Penguin has unveiled 20 new titles, which will join its Great Ideas series 25 years after its initial launch, with many of the covers being created by the series’ original designer David Pearson.
It has been 10 years since new books have been published under the non-fiction imprint, which focuses on “the many great thinkers, pioneers, radicals and visionaries whose ideas have shaken civilisation”.
Some 20 new titles will be added to the range, including works from Audre Lorde, Simone de Beauvoir, Oscar Wilde and leaders of the Suffragette movement. Pearson has designed the covers of the majority of the pocket-sized books, while a select few have also been designed by Catherine Dixon (Audre Lorde), Alistair Hall (How to be a Stoic) and Felix Koeberlin (Oscar Wilde).
As the original designer for the book series when it first launched in 1995, Pearson says “picking up a piece of work that you put down a decade ago” was “a really interesting process”.
With more than 100 books in the series, he says it has come to be that the collection “has created its own rules” when it comes to design. These latest 20 editions follow the same “rules” as before, with each created using a limited colour palette of black, white and blue.

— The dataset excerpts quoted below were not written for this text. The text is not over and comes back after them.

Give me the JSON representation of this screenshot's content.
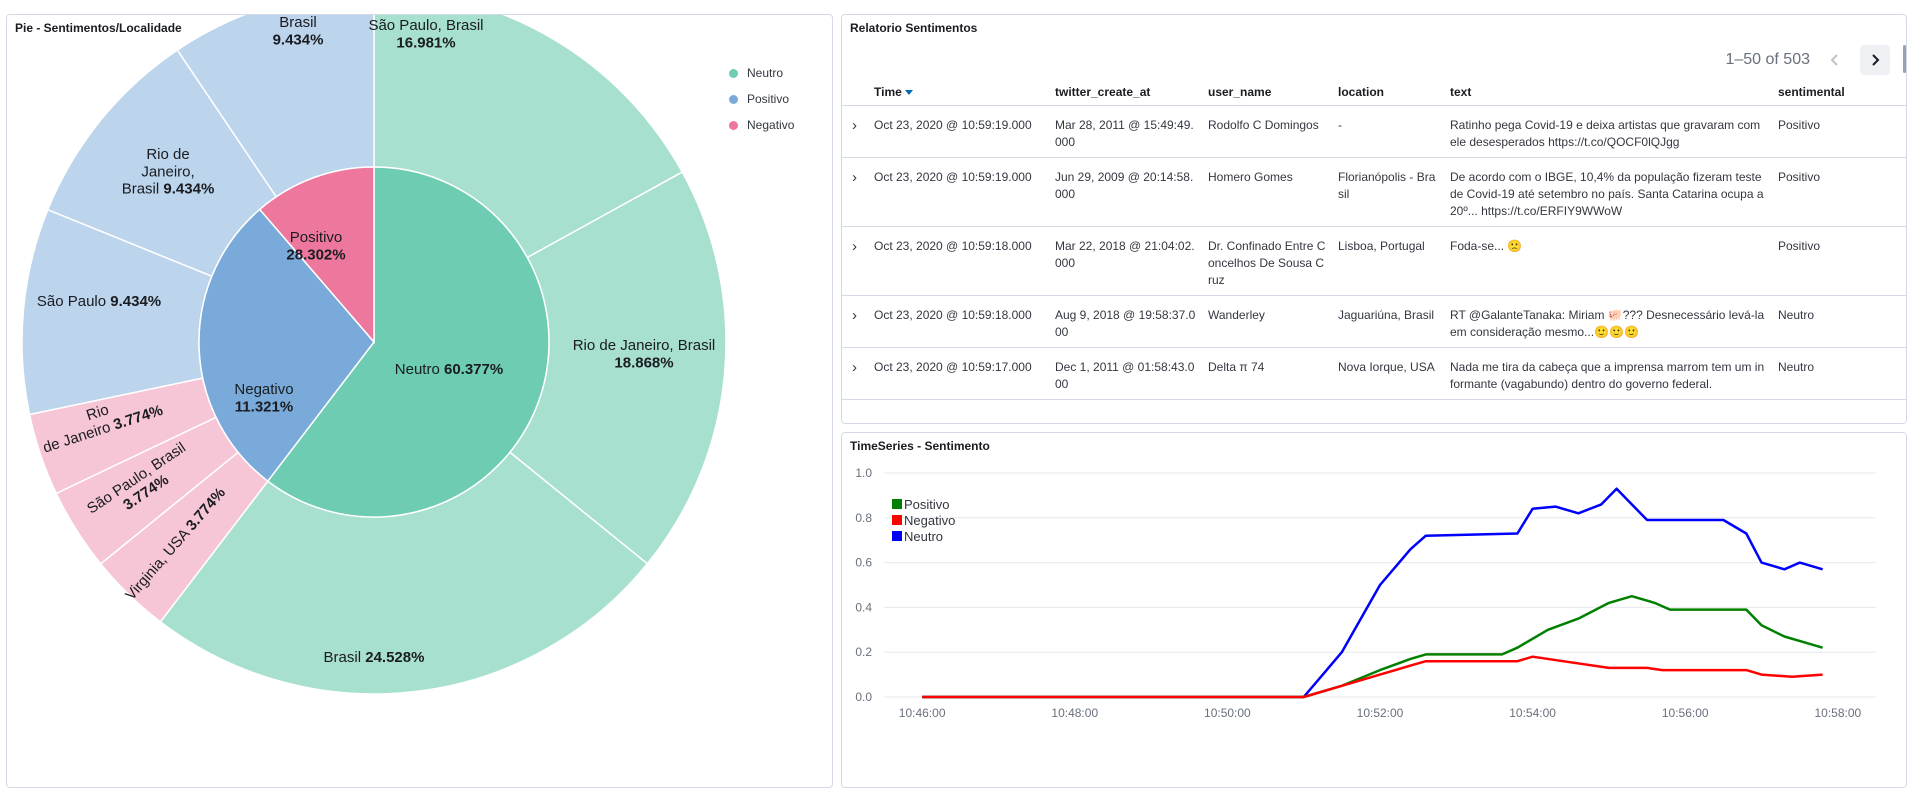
{
  "pie_panel": {
    "title": "Pie - Sentimentos/Localidade",
    "legend": [
      {
        "label": "Neutro",
        "color": "#6dccb1"
      },
      {
        "label": "Positivo",
        "color": "#79aad9"
      },
      {
        "label": "Negativo",
        "color": "#ee789d"
      }
    ]
  },
  "table_panel": {
    "title": "Relatorio Sentimentos",
    "pagination": {
      "text": "1–50 of 503",
      "prev_icon": "chevron-left-icon",
      "next_icon": "chevron-right-icon"
    },
    "columns": [
      "Time",
      "twitter_create_at",
      "user_name",
      "location",
      "text",
      "sentimental"
    ],
    "rows": [
      {
        "time": "Oct 23, 2020 @ 10:59:19.000",
        "created": "Mar 28, 2011 @ 15:49:49.000",
        "user": "Rodolfo C Domingos",
        "location": " -",
        "text": "Ratinho pega Covid-19 e deixa artistas que gravaram com ele desesperados https://t.co/QOCF0lQJgg",
        "sentimental": "Positivo"
      },
      {
        "time": "Oct 23, 2020 @ 10:59:19.000",
        "created": "Jun 29, 2009 @ 20:14:58.000",
        "user": "Homero Gomes",
        "location": "Florianópolis - Brasil",
        "text": "De acordo com o IBGE, 10,4% da população fizeram teste de Covid-19 até setembro no país. Santa Catarina ocupa a 20º... https://t.co/ERFIY9WWoW",
        "sentimental": "Positivo"
      },
      {
        "time": "Oct 23, 2020 @ 10:59:18.000",
        "created": "Mar 22, 2018 @ 21:04:02.000",
        "user": "Dr. Confinado Entre Concelhos De Sousa Cruz",
        "location": "Lisboa, Portugal",
        "text": "Foda-se... 🙁",
        "sentimental": "Positivo"
      },
      {
        "time": "Oct 23, 2020 @ 10:59:18.000",
        "created": "Aug 9, 2018 @ 19:58:37.000",
        "user": "Wanderley",
        "location": "Jaguariúna, Brasil",
        "text": "RT @GalanteTanaka: Miriam 🐖??? Desnecessário levá-la em consideração mesmo...🙂🙂🙂",
        "sentimental": "Neutro"
      },
      {
        "time": "Oct 23, 2020 @ 10:59:17.000",
        "created": "Dec 1, 2011 @ 01:58:43.000",
        "user": "Delta π 74",
        "location": "Nova Iorque, USA",
        "text": "Nada me tira da cabeça que a imprensa marrom tem um informante (vagabundo) dentro do governo federal.",
        "sentimental": "Neutro"
      }
    ]
  },
  "ts_panel": {
    "title": "TimeSeries - Sentimento",
    "legend": [
      {
        "label": "Positivo",
        "color": "#008000"
      },
      {
        "label": "Negativo",
        "color": "#ff0000"
      },
      {
        "label": "Neutro",
        "color": "#0000ff"
      }
    ]
  },
  "chart_data": [
    {
      "type": "pie",
      "title": "Pie - Sentimentos/Localidade",
      "inner_ring": [
        {
          "label": "Neutro",
          "value": 60.377,
          "display": "60.377%",
          "color": "#6dccb1"
        },
        {
          "label": "Positivo",
          "value": 28.302,
          "display": "28.302%",
          "color": "#79aad9"
        },
        {
          "label": "Negativo",
          "value": 11.321,
          "display": "11.321%",
          "color": "#ee789d"
        }
      ],
      "outer_ring": [
        {
          "parent": "Neutro",
          "label": "São Paulo, Brasil",
          "value": 16.981,
          "display": "16.981%"
        },
        {
          "parent": "Neutro",
          "label": "Rio de Janeiro, Brasil",
          "value": 18.868,
          "display": "18.868%"
        },
        {
          "parent": "Neutro",
          "label": "Brasil",
          "value": 24.528,
          "display": "24.528%"
        },
        {
          "parent": "Negativo",
          "label": "Virginia, USA",
          "value": 3.774,
          "display": "3.774%"
        },
        {
          "parent": "Negativo",
          "label": "São Paulo, Brasil",
          "value": 3.774,
          "display": "3.774%"
        },
        {
          "parent": "Negativo",
          "label": "Rio de Janeiro",
          "value": 3.774,
          "display": "3.774%"
        },
        {
          "parent": "Positivo",
          "label": "São Paulo",
          "value": 9.434,
          "display": "9.434%"
        },
        {
          "parent": "Positivo",
          "label": "Rio de Janeiro, Brasil",
          "value": 9.434,
          "display": "9.434%"
        },
        {
          "parent": "Positivo",
          "label": "Brasil",
          "value": 9.434,
          "display": "9.434%"
        }
      ],
      "outer_colors": {
        "Neutro": "#a8e0d0",
        "Positivo": "#bcd4ec",
        "Negativo": "#f6c6d6"
      }
    },
    {
      "type": "line",
      "title": "TimeSeries - Sentimento",
      "x_ticks": [
        "10:46:00",
        "10:48:00",
        "10:50:00",
        "10:52:00",
        "10:54:00",
        "10:56:00",
        "10:58:00"
      ],
      "y_ticks": [
        "0.0",
        "0.2",
        "0.4",
        "0.6",
        "0.8",
        "1.0"
      ],
      "xlim_minutes": [
        45.5,
        58.5
      ],
      "ylim": [
        0,
        1.0
      ],
      "series": [
        {
          "name": "Neutro",
          "color": "#0000ff",
          "points": [
            [
              46.0,
              0
            ],
            [
              51.0,
              0
            ],
            [
              51.2,
              0.08
            ],
            [
              51.5,
              0.2
            ],
            [
              51.8,
              0.38
            ],
            [
              52.0,
              0.5
            ],
            [
              52.2,
              0.58
            ],
            [
              52.4,
              0.66
            ],
            [
              52.6,
              0.72
            ],
            [
              53.8,
              0.73
            ],
            [
              54.0,
              0.84
            ],
            [
              54.3,
              0.85
            ],
            [
              54.6,
              0.82
            ],
            [
              54.9,
              0.86
            ],
            [
              55.1,
              0.93
            ],
            [
              55.3,
              0.86
            ],
            [
              55.5,
              0.79
            ],
            [
              56.5,
              0.79
            ],
            [
              56.8,
              0.73
            ],
            [
              57.0,
              0.6
            ],
            [
              57.3,
              0.57
            ],
            [
              57.5,
              0.6
            ],
            [
              57.8,
              0.57
            ]
          ]
        },
        {
          "name": "Positivo",
          "color": "#008000",
          "points": [
            [
              46.0,
              0
            ],
            [
              51.0,
              0
            ],
            [
              51.5,
              0.05
            ],
            [
              52.0,
              0.12
            ],
            [
              52.4,
              0.17
            ],
            [
              52.6,
              0.19
            ],
            [
              53.6,
              0.19
            ],
            [
              53.8,
              0.22
            ],
            [
              54.2,
              0.3
            ],
            [
              54.6,
              0.35
            ],
            [
              55.0,
              0.42
            ],
            [
              55.3,
              0.45
            ],
            [
              55.6,
              0.42
            ],
            [
              55.8,
              0.39
            ],
            [
              56.8,
              0.39
            ],
            [
              57.0,
              0.32
            ],
            [
              57.3,
              0.27
            ],
            [
              57.6,
              0.24
            ],
            [
              57.8,
              0.22
            ]
          ]
        },
        {
          "name": "Negativo",
          "color": "#ff0000",
          "points": [
            [
              46.0,
              0
            ],
            [
              51.0,
              0
            ],
            [
              51.5,
              0.05
            ],
            [
              52.0,
              0.1
            ],
            [
              52.4,
              0.14
            ],
            [
              52.6,
              0.16
            ],
            [
              53.8,
              0.16
            ],
            [
              54.0,
              0.18
            ],
            [
              54.4,
              0.16
            ],
            [
              55.0,
              0.13
            ],
            [
              55.5,
              0.13
            ],
            [
              55.7,
              0.12
            ],
            [
              56.8,
              0.12
            ],
            [
              57.0,
              0.1
            ],
            [
              57.4,
              0.09
            ],
            [
              57.8,
              0.1
            ]
          ]
        }
      ]
    }
  ]
}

While all the covers use the same colour scheme, there is little else that unifies the series. This is deliberate, Pearson says, since the ambition has always been to develop a “pleasing inconsistency”.
“[We designed them] so that books play nicely together, but also jar and spar when displayed in different combinations,” he says.
“Some covers prescribe, some misguide”
As Pearson explains, different covers within the series react with the content of the books in different ways. With no titles this time around from the Medieval and Renaissance time periods, as there have been in previous releases, the design scope has changed, he explains.
“Some covers prescribe, some misguide; some are formal, some informal; some are minimal, some maximal; some shout, some whisper,” he says.
These differences are made stark when compared side by side: the Audre Lorde and John Berger book covers, for instance, feature straightforward typographical treatments, while Peter Kropotkin’s book on anarchist communism or Friedrich Nietzche’s God is Dead are covered with a half-graffitied design and an intricate filigree-style design respectively.
Some take a more abstract approach to the contents within the book, like Epicurus’s Being Happy cover which is stylised as a sun. Others, like the Suffragette Manifestos designed akin to a protest placard from the time or Simone Weil’s The Power of Words as a newspaper front page, are more to the point.
Reflecting on the project as a whole, Pearson adds: “Some are legible and some – let’s be honest – require a good deal of deciphering.”